あの日の相撲から、僕の中で何かが少し変わった。

 毎朝、川へ行くのが楽しみになった。きゅうりを2本リュックに入れて、靴ひもをぎゅっと結んで出かける。


 「おお、来たかトオル! 今日はわし、技を磨いてきたぞ!」


 「えっ、昨日のあれで本気じゃなかったの?」


 「ふっふっふ、人間をなめたらあかんと思ってな。今朝、岩でひとりで100回転んできたわ!」


 「それは稽古って言わないよ……」


 笑い合うこの時間が、本当に好きだった。


 ケンザブロウは、時々昔の話をしてくれた。

 近くの神社に子どもたちが集まってカッパ絵巻を描いたこと。川沿いに小さな“カッパ地蔵”を作った子がいたこと。
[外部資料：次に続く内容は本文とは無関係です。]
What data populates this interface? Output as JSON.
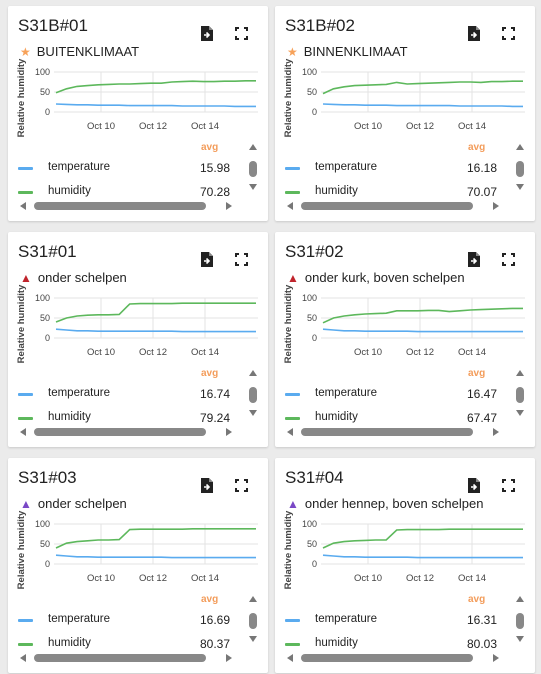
{
  "colors": {
    "temperature": "#5aabef",
    "humidity": "#5db85c",
    "avg_label": "#f39c5a",
    "star": "#f7a25a",
    "triangle_red": "#c0242c",
    "triangle_purple": "#7a48c6",
    "grid": "#e3e3e3",
    "axis_text": "#444"
  },
  "common": {
    "ylabel": "Relative humidity",
    "yticks": [
      "100",
      "50",
      "0"
    ],
    "xticks": [
      "Oct 10",
      "Oct 12",
      "Oct 14"
    ],
    "avg_label": "avg",
    "legend_names": [
      "temperature",
      "humidity"
    ],
    "icons": {
      "file": "file-export-icon",
      "fullscreen": "fullscreen-icon"
    }
  },
  "cards": [
    {
      "title": "S31B#01",
      "subtitle": "BUITENKLIMAAT",
      "marker": "star",
      "temperature_avg": "15.98",
      "humidity_avg": "70.28",
      "chart_data": {
        "type": "line",
        "ylabel": "Relative humidity",
        "ylim": [
          0,
          100
        ],
        "xticks": [
          "Oct 10",
          "Oct 12",
          "Oct 14"
        ],
        "series": [
          {
            "name": "temperature",
            "values": [
              20,
              19,
              18,
              18,
              17,
              17,
              17,
              16,
              16,
              16,
              16,
              16,
              15,
              15,
              15,
              15,
              15,
              14,
              14,
              14
            ]
          },
          {
            "name": "humidity",
            "values": [
              48,
              58,
              64,
              66,
              68,
              69,
              70,
              70,
              71,
              72,
              72,
              75,
              76,
              77,
              76,
              76,
              77,
              77,
              78,
              78
            ]
          }
        ]
      }
    },
    {
      "title": "S31B#02",
      "subtitle": "BINNENKLIMAAT",
      "marker": "star",
      "temperature_avg": "16.18",
      "humidity_avg": "70.07",
      "chart_data": {
        "type": "line",
        "ylabel": "Relative humidity",
        "ylim": [
          0,
          100
        ],
        "xticks": [
          "Oct 10",
          "Oct 12",
          "Oct 14"
        ],
        "series": [
          {
            "name": "temperature",
            "values": [
              20,
              19,
              18,
              18,
              17,
              17,
              17,
              16,
              16,
              16,
              16,
              16,
              16,
              15,
              15,
              15,
              15,
              15,
              14,
              14
            ]
          },
          {
            "name": "humidity",
            "values": [
              46,
              58,
              63,
              66,
              67,
              68,
              69,
              74,
              70,
              71,
              72,
              73,
              74,
              75,
              75,
              74,
              76,
              76,
              77,
              77
            ]
          }
        ]
      }
    },
    {
      "title": "S31#01",
      "subtitle": "onder schelpen",
      "marker": "triangle_red",
      "temperature_avg": "16.74",
      "humidity_avg": "79.24",
      "chart_data": {
        "type": "line",
        "ylabel": "Relative humidity",
        "ylim": [
          0,
          100
        ],
        "xticks": [
          "Oct 10",
          "Oct 12",
          "Oct 14"
        ],
        "series": [
          {
            "name": "temperature",
            "values": [
              22,
              20,
              18,
              18,
              17,
              17,
              17,
              17,
              17,
              17,
              17,
              17,
              16,
              16,
              16,
              16,
              16,
              16,
              16,
              16
            ]
          },
          {
            "name": "humidity",
            "values": [
              40,
              50,
              55,
              57,
              58,
              58,
              59,
              85,
              86,
              86,
              86,
              86,
              87,
              87,
              87,
              87,
              87,
              87,
              87,
              87
            ]
          }
        ]
      }
    },
    {
      "title": "S31#02",
      "subtitle": "onder kurk, boven schelpen",
      "marker": "triangle_red",
      "temperature_avg": "16.47",
      "humidity_avg": "67.47",
      "chart_data": {
        "type": "line",
        "ylabel": "Relative humidity",
        "ylim": [
          0,
          100
        ],
        "xticks": [
          "Oct 10",
          "Oct 12",
          "Oct 14"
        ],
        "series": [
          {
            "name": "temperature",
            "values": [
              22,
              20,
              18,
              18,
              17,
              17,
              17,
              17,
              17,
              16,
              16,
              16,
              16,
              16,
              16,
              16,
              16,
              16,
              16,
              16
            ]
          },
          {
            "name": "humidity",
            "values": [
              38,
              50,
              55,
              58,
              60,
              61,
              62,
              68,
              68,
              68,
              69,
              69,
              66,
              68,
              70,
              71,
              72,
              73,
              74,
              74
            ]
          }
        ]
      }
    },
    {
      "title": "S31#03",
      "subtitle": "onder schelpen",
      "marker": "triangle_purple",
      "temperature_avg": "16.69",
      "humidity_avg": "80.37",
      "chart_data": {
        "type": "line",
        "ylabel": "Relative humidity",
        "ylim": [
          0,
          100
        ],
        "xticks": [
          "Oct 10",
          "Oct 12",
          "Oct 14"
        ],
        "series": [
          {
            "name": "temperature",
            "values": [
              22,
              20,
              18,
              18,
              17,
              17,
              17,
              17,
              17,
              17,
              17,
              16,
              16,
              16,
              16,
              16,
              16,
              16,
              16,
              16
            ]
          },
          {
            "name": "humidity",
            "values": [
              40,
              52,
              56,
              58,
              60,
              60,
              61,
              86,
              87,
              87,
              87,
              87,
              87,
              88,
              88,
              88,
              88,
              88,
              88,
              88
            ]
          }
        ]
      }
    },
    {
      "title": "S31#04",
      "subtitle": "onder hennep, boven schelpen",
      "marker": "triangle_purple",
      "temperature_avg": "16.31",
      "humidity_avg": "80.03",
      "chart_data": {
        "type": "line",
        "ylabel": "Relative humidity",
        "ylim": [
          0,
          100
        ],
        "xticks": [
          "Oct 10",
          "Oct 12",
          "Oct 14"
        ],
        "series": [
          {
            "name": "temperature",
            "values": [
              22,
              20,
              18,
              18,
              17,
              17,
              17,
              17,
              17,
              16,
              16,
              16,
              16,
              16,
              16,
              16,
              16,
              16,
              16,
              16
            ]
          },
          {
            "name": "humidity",
            "values": [
              40,
              52,
              56,
              58,
              59,
              60,
              60,
              85,
              86,
              86,
              86,
              86,
              87,
              87,
              87,
              87,
              87,
              87,
              87,
              87
            ]
          }
        ]
      }
    }
  ]
}
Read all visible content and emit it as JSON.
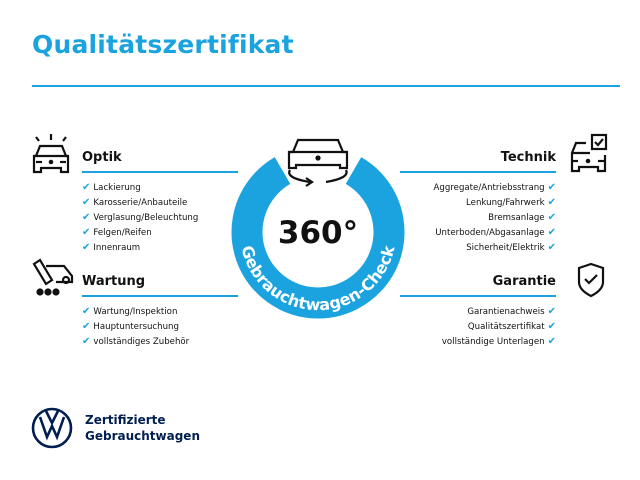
{
  "title": "Qualitätszertifikat",
  "colors": {
    "accent": "#1aa3df",
    "brand": "#001e50"
  },
  "badge": {
    "big": "360°",
    "ring_text": "Gebrauchtwagen-Check",
    "icon": "car-rotate-icon"
  },
  "sections": {
    "optik": {
      "heading": "Optik",
      "icon": "car-lights-icon",
      "items": [
        "Lackierung",
        "Karosserie/Anbauteile",
        "Verglasung/Beleuchtung",
        "Felgen/Reifen",
        "Innenraum"
      ]
    },
    "wartung": {
      "heading": "Wartung",
      "icon": "service-tool-icon",
      "items": [
        "Wartung/Inspektion",
        "Hauptuntersuchung",
        "vollständiges Zubehör"
      ]
    },
    "technik": {
      "heading": "Technik",
      "icon": "car-checkbox-icon",
      "items": [
        "Aggregate/Antriebsstrang",
        "Lenkung/Fahrwerk",
        "Bremsanlage",
        "Unterboden/Abgasanlage",
        "Sicherheit/Elektrik"
      ]
    },
    "garantie": {
      "heading": "Garantie",
      "icon": "shield-check-icon",
      "items": [
        "Garantienachweis",
        "Qualitätszertifikat",
        "vollständige Unterlagen"
      ]
    }
  },
  "check_glyph": "✔",
  "footer": {
    "line1": "Zertifizierte",
    "line2": "Gebrauchtwagen",
    "logo": "vw-logo"
  }
}
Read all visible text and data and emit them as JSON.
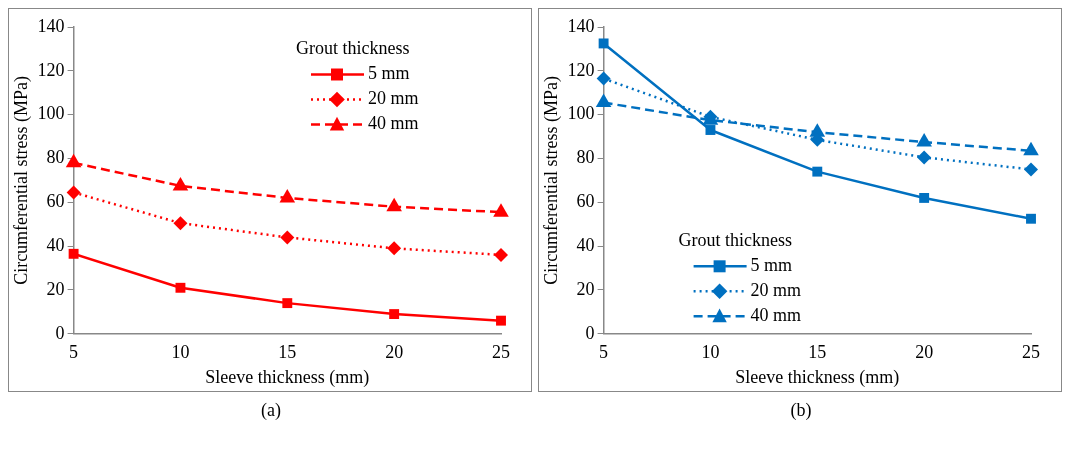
{
  "chart_data": [
    {
      "type": "line",
      "xlabel": "Sleeve thickness (mm)",
      "ylabel": "Circumferential stress (MPa)",
      "legend_title": "Grout thickness",
      "legend": "top right",
      "grid": false,
      "x": [
        5,
        10,
        15,
        20,
        25
      ],
      "xlim": [
        5,
        25
      ],
      "xticks": [
        5,
        10,
        15,
        20,
        25
      ],
      "ylim": [
        0,
        140
      ],
      "yticks": [
        0,
        20,
        40,
        60,
        80,
        100,
        120,
        140
      ],
      "series": [
        {
          "name": "5 mm",
          "color": "#ff0000",
          "marker": "square",
          "line_style": "solid",
          "values": [
            36.5,
            21,
            14,
            9,
            6
          ]
        },
        {
          "name": "20 mm",
          "color": "#ff0000",
          "marker": "diamond",
          "line_style": "dotted",
          "values": [
            64.5,
            50.5,
            44,
            39,
            36
          ]
        },
        {
          "name": "40 mm",
          "color": "#ff0000",
          "marker": "triangle",
          "line_style": "dashed",
          "values": [
            78,
            67.5,
            62,
            58,
            55.5
          ]
        }
      ],
      "annotations": [
        "(a)"
      ]
    },
    {
      "type": "line",
      "xlabel": "Sleeve thickness (mm)",
      "ylabel": "Circumferential stress (MPa)",
      "legend_title": "Grout thickness",
      "legend": "bottom",
      "grid": false,
      "x": [
        5,
        10,
        15,
        20,
        25
      ],
      "xlim": [
        5,
        25
      ],
      "xticks": [
        5,
        10,
        15,
        20,
        25
      ],
      "ylim": [
        0,
        140
      ],
      "yticks": [
        0,
        20,
        40,
        60,
        80,
        100,
        120,
        140
      ],
      "series": [
        {
          "name": "5 mm",
          "color": "#0070c0",
          "marker": "square",
          "line_style": "solid",
          "values": [
            132.5,
            93,
            74,
            62,
            52.5
          ]
        },
        {
          "name": "20 mm",
          "color": "#0070c0",
          "marker": "diamond",
          "line_style": "dotted",
          "values": [
            116.5,
            99,
            88.5,
            80.5,
            75
          ]
        },
        {
          "name": "40 mm",
          "color": "#0070c0",
          "marker": "triangle",
          "line_style": "dashed",
          "values": [
            105.5,
            97.5,
            92,
            87.5,
            83.5
          ]
        }
      ],
      "annotations": [
        "(b)"
      ]
    }
  ]
}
 僕が生まれるずっと前、田主丸の川には笑い声が満ちていたらしい。


 「トオル、今日は土曜じゃろ? おぬしのクラス、誰かと遊んだりせんのか」


 その言葉に、僕の動きが少し止まった。


 「……ううん、いいんだ。僕、友達なんか、いらないから」


 「ほぉ?」


 「だって、前は信じてたのに、みんな裏切ったんだ。僕の話、変だって、笑った。僕の描いた絵を破いたり、机を蹴ったり……それで、『冗談だったよ』って言ってくる。わかんないよ、あんなの」


 ケンザブロウは、黙ってきゅうりをかじっていた。


 「そうか。そりゃ、つらかったな」


 そう言ったケンザブロウの声が、やけに静かだった。


 「でもな、トオル。“信じられる誰か”を一人でも見つけたら、世界はちょっとだけ変わるもんじゃ」


 「それ、前も言ってたね」


 「うむ。わしらカッパは、同じことを何度でも言うんじゃ。忘れんようにな」


 川の水音が、少しだけ強くなった気がした。

 どこかで風が吹いたのか、ケンザブロウの皿の水がちらっと揺れた。


 「……じゃあ、今日、図書館に行ってみようかな」


 自分でそう言って、びっくりした。


 ケンザブロウは目を細めてにっこり笑った。


 「おう、行ってこい。本の中にも、友達はおるけんな」


 「うん。じゃあ……夕方、また来てもいい?」


 「わしはいつでもおる。トオルが来るのを、楽しみにしとるよ」


 図書館に着くと、夏休みの自由研究をしている子どもたちがたくさんいた。

 僕は、静かに郷土資料の棚に向かって歩いた。


 手に取ったのは『田主丸のカッパ伝説』という古い本。ページをめくると、そこに“ケンザブロウ”の名前が載っていた。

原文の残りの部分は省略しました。